We're seeing it with Microsoft and Amazon (maybe signs of it).   

Remember, thanks to the strategy reset that took place five years ago, Microsoft is part of the duopoly in cloud computing (and taking share).  MSFT grew cloud revenue by 59% last quarter.  Amazon grew AWS (cloud) revenue at 35%, the slowest rate in the five years.  How have the stocks done?  

Microsoft has transformed and become one of two trillion-dollar companies (along with Apple). 

Let’s revisit the Walmart/Amazon battle too — another great example.  The market has priced Amazon like a runaway monopoly — killer of all industries, especially retail.  And the perception has been that Walmart was destined to become another rise and fall story of a dominant American retailer.  Sears, Toys R Us and about 70 other retailers have gone under in the last four years. 

But Walmart has been transforming.  
 

Walmart has been aggressively investing in online. They bought Jet.com in 2016, an American online retailer.  That same year they took a large stake in the number two online retailer in China, JD.com.  
 
JD.com already has a big share of ecommerce in China.  They are number two to Alibaba, but gaining ground due to some clear competitive advantages.  JD owns and controls its logistics infrastructure, and does quality control from the supplier to delivery.  And unlike Alibaba, JD sources product to its warehouses to fight the counterfeit goods risk – a big problem in China. JD has 500+ warehouses around the country, and they now source product and service customers from one of the more than 400 Walmart stores in China. 

So Walmart is positioned well to take advantage of the growth in the middle class in China.  Amazon has yet to find its way in China.  It has about 1% market share.   Add to this, Google came in last year with a $550 million investment to help position JD to challenge Alibaba and Amazon on a global scale.  Walmart is still about a third of the value of Amazon, but the gap has been closing (slowly). 
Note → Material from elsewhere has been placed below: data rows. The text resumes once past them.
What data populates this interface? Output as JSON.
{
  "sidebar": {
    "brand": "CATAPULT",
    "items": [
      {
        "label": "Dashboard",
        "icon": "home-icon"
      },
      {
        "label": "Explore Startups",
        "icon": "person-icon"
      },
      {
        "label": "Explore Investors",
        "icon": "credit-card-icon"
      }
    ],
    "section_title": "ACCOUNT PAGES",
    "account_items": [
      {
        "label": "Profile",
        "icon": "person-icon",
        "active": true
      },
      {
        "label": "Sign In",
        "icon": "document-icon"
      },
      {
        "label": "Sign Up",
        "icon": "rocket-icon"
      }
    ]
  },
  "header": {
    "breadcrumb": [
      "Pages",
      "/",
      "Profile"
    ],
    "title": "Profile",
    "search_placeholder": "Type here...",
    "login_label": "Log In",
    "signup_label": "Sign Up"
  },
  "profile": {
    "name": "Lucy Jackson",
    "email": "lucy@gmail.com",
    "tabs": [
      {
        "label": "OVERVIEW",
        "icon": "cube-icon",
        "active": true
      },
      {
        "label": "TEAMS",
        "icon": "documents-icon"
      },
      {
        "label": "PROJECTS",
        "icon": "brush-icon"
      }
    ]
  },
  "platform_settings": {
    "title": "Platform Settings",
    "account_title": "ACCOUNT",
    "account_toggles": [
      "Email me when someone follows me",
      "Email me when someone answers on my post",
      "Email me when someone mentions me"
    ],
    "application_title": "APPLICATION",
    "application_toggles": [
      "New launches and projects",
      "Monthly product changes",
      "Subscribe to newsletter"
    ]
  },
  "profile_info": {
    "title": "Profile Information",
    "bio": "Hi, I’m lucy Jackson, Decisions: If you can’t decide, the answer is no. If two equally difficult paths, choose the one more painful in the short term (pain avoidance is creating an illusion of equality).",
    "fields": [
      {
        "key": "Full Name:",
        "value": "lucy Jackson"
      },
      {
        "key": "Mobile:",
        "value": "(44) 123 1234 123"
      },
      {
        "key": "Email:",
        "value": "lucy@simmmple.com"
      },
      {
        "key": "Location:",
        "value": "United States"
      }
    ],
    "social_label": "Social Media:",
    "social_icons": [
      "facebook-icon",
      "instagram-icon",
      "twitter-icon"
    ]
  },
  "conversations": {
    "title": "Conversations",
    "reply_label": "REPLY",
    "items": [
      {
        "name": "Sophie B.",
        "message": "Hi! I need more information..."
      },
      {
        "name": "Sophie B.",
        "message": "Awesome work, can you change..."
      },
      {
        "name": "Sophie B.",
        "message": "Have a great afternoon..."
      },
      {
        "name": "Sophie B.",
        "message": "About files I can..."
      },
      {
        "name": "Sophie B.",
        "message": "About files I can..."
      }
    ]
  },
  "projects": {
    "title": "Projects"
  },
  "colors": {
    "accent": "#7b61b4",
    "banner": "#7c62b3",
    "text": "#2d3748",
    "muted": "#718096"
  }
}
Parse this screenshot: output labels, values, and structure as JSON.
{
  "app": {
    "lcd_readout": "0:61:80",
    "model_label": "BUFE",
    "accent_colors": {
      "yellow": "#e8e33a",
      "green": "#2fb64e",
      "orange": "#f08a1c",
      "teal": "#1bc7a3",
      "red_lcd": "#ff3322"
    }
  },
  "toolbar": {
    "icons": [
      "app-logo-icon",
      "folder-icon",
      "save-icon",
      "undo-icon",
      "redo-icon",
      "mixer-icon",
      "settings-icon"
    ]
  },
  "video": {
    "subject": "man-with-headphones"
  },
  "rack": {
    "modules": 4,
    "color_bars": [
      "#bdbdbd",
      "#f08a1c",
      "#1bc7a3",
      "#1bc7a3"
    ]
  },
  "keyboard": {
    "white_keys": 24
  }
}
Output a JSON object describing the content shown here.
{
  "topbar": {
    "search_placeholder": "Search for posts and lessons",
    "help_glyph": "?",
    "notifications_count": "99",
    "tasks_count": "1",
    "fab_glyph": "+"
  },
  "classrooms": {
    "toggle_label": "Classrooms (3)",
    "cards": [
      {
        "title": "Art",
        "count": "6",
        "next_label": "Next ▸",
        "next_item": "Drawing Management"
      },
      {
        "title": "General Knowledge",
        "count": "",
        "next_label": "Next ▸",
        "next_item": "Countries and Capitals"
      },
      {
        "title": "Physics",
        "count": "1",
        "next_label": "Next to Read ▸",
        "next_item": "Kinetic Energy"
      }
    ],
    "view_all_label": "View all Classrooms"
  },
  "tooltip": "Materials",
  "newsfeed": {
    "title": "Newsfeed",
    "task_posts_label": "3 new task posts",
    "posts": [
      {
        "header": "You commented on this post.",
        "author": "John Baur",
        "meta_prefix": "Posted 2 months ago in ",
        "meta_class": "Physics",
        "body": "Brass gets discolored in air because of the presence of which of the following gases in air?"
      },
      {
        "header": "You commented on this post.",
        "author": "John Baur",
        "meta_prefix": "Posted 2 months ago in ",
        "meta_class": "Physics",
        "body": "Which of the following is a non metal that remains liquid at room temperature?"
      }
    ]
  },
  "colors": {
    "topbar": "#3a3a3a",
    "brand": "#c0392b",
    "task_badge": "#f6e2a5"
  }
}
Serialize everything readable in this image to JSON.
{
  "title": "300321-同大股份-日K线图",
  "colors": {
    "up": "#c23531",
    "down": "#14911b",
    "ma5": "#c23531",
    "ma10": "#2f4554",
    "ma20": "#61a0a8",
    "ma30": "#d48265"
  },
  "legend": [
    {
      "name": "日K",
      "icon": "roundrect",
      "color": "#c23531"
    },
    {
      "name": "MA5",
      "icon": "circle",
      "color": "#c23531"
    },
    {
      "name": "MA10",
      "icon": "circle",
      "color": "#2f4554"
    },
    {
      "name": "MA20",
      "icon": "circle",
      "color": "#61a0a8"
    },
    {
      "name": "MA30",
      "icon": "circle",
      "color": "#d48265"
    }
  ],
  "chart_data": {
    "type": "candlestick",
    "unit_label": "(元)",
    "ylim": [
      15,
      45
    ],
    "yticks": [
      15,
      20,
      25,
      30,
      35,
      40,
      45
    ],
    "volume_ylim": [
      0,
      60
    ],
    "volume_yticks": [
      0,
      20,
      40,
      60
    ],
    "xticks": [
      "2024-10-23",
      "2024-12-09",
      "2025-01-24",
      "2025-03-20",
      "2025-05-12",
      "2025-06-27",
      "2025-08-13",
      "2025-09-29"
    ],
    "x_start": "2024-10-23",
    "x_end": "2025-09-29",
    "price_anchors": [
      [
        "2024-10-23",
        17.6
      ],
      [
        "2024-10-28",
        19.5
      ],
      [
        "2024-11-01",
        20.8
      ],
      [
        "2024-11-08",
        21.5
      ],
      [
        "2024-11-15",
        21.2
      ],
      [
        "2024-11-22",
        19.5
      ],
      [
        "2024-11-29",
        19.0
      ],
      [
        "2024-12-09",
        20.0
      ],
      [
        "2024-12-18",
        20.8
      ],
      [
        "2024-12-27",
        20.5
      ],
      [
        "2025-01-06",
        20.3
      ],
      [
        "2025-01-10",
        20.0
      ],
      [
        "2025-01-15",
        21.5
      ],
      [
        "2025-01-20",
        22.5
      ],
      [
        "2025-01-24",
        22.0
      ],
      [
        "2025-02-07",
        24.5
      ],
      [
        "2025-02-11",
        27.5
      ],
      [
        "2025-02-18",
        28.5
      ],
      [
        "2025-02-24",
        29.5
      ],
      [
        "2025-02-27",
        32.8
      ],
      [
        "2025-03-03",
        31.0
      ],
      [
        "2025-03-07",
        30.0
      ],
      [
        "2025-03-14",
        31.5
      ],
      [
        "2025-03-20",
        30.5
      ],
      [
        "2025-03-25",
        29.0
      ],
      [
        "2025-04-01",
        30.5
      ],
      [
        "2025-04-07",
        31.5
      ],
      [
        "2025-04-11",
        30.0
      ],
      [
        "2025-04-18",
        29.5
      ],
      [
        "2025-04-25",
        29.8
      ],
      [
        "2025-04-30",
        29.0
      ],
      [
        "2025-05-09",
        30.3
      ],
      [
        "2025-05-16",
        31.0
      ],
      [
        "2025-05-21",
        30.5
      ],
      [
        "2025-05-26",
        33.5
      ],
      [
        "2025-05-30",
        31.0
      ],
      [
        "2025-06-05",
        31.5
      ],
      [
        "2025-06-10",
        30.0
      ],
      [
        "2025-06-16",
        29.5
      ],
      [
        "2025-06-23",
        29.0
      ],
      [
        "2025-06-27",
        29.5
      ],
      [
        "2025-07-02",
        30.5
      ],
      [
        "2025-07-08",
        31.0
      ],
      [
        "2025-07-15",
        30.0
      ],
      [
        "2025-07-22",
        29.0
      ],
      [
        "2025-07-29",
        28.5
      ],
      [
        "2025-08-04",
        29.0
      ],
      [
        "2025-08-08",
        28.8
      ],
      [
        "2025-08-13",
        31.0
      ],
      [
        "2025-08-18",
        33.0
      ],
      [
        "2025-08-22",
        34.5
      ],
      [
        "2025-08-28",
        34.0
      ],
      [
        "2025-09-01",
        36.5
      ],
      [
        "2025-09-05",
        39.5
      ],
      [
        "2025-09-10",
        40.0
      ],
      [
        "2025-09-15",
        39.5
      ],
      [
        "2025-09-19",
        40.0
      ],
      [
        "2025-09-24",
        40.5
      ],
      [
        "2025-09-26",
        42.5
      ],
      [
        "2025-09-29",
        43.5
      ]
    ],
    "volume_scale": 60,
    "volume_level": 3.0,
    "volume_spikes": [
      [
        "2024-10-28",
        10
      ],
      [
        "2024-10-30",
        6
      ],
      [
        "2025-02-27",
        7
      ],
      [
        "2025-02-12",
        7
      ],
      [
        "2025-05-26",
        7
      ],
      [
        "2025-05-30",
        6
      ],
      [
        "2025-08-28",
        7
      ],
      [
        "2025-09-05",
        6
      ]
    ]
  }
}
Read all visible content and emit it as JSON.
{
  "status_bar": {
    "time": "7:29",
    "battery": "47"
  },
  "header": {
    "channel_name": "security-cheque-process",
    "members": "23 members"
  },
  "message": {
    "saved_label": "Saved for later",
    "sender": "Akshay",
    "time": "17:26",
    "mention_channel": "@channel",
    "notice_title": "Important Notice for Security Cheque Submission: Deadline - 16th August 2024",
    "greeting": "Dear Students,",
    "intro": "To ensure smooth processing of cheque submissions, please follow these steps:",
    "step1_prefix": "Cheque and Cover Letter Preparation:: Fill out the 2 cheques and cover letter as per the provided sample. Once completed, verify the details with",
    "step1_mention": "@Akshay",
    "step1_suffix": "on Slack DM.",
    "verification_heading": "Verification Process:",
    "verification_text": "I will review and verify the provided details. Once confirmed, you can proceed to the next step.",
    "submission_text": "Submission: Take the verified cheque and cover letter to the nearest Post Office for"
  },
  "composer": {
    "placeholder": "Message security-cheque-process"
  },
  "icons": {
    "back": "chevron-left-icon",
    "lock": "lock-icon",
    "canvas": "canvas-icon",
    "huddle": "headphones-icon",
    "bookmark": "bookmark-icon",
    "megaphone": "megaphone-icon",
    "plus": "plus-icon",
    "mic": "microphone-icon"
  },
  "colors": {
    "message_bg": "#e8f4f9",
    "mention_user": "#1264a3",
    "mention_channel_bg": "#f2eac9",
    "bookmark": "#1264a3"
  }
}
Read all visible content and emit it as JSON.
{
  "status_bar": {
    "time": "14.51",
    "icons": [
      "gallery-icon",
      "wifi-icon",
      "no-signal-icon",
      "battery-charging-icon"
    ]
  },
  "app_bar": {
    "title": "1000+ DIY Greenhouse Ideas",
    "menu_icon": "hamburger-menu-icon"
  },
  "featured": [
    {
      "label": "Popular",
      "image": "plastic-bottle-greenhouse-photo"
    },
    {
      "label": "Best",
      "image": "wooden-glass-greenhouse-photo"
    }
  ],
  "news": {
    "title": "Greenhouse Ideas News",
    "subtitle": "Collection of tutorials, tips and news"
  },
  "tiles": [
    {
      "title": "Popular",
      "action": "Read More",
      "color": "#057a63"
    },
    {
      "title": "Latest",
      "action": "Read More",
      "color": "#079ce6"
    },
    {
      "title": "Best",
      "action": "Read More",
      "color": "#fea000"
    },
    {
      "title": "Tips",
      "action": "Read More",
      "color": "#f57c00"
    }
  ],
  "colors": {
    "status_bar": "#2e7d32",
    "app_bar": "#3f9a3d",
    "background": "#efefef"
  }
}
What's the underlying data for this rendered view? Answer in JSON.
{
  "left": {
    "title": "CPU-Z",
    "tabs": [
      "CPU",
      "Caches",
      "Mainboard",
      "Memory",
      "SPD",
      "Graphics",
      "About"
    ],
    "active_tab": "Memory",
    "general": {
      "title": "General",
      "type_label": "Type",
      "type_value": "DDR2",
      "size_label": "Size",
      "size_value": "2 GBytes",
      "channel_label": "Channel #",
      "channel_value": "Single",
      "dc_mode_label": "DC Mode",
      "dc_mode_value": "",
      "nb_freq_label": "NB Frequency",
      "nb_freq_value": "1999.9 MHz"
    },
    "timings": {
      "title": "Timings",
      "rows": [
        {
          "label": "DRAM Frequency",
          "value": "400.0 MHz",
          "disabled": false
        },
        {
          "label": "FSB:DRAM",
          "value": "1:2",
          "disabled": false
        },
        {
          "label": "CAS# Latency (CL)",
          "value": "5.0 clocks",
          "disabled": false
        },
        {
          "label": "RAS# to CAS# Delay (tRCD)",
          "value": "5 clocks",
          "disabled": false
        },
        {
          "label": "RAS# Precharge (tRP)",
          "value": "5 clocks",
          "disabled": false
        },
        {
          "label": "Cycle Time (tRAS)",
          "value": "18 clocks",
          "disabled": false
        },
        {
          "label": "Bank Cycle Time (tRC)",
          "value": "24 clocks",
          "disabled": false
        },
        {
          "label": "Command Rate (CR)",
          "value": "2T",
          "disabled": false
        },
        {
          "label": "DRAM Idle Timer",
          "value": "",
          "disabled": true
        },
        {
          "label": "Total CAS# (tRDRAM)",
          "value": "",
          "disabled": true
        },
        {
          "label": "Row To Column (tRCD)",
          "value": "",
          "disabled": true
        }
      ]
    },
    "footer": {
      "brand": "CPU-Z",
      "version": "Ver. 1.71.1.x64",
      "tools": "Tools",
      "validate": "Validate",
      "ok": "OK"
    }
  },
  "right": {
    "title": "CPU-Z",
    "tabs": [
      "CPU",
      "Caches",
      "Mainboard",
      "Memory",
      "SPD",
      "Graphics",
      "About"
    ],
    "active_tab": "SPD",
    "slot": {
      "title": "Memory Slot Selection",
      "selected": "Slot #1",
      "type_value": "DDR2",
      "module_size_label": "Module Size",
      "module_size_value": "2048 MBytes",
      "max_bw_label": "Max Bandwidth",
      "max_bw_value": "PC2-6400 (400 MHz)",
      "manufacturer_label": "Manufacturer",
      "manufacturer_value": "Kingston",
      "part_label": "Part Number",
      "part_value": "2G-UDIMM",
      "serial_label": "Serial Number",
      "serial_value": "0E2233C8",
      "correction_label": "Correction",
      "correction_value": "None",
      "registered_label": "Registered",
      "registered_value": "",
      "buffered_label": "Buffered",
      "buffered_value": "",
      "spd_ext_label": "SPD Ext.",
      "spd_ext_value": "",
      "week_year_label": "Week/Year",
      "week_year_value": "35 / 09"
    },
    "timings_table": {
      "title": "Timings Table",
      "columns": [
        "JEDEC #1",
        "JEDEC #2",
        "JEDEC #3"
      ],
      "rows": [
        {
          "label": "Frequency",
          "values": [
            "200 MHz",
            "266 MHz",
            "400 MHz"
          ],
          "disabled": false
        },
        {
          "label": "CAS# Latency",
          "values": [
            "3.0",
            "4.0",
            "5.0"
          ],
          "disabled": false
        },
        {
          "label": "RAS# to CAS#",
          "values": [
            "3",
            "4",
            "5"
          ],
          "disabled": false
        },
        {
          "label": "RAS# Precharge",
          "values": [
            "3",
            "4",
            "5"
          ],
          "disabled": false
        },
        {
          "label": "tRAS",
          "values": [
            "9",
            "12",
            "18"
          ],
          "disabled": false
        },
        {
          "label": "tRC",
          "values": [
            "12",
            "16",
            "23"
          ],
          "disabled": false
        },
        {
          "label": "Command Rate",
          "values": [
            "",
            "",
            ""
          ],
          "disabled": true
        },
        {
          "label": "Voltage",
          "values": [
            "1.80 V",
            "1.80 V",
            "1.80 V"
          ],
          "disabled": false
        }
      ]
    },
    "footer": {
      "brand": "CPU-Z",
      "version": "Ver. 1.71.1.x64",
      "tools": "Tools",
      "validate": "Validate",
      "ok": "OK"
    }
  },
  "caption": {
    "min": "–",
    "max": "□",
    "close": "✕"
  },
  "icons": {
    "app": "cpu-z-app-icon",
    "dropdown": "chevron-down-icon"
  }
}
Lastly, let's look at Netflix and the response underway at Disney.  In recent years, Netflix has been thought to be taking over the entertainment industry with its disruptive direct-to-consumer model. 

Fox responded early and aggressively (thanks the activist investor, Jeff Ubben).  They made an aggressive move to build the direct-to-consumer model (taking stakes in Hulu, Star India and Sky).  That set the company up as an acquisition target.  And now with the Disney acquisition of Fox, Disney is positioned with a dominant duel threat — among the world's deepest and most valuable library of content and the distribution to take it to the consumer.  This makes the world's preeminent entertainment company.

The result?  Disney's valuation has leapfrogged Netflix.  Disney now has a market cap of $236 billion. That's twice the value of Netflix now.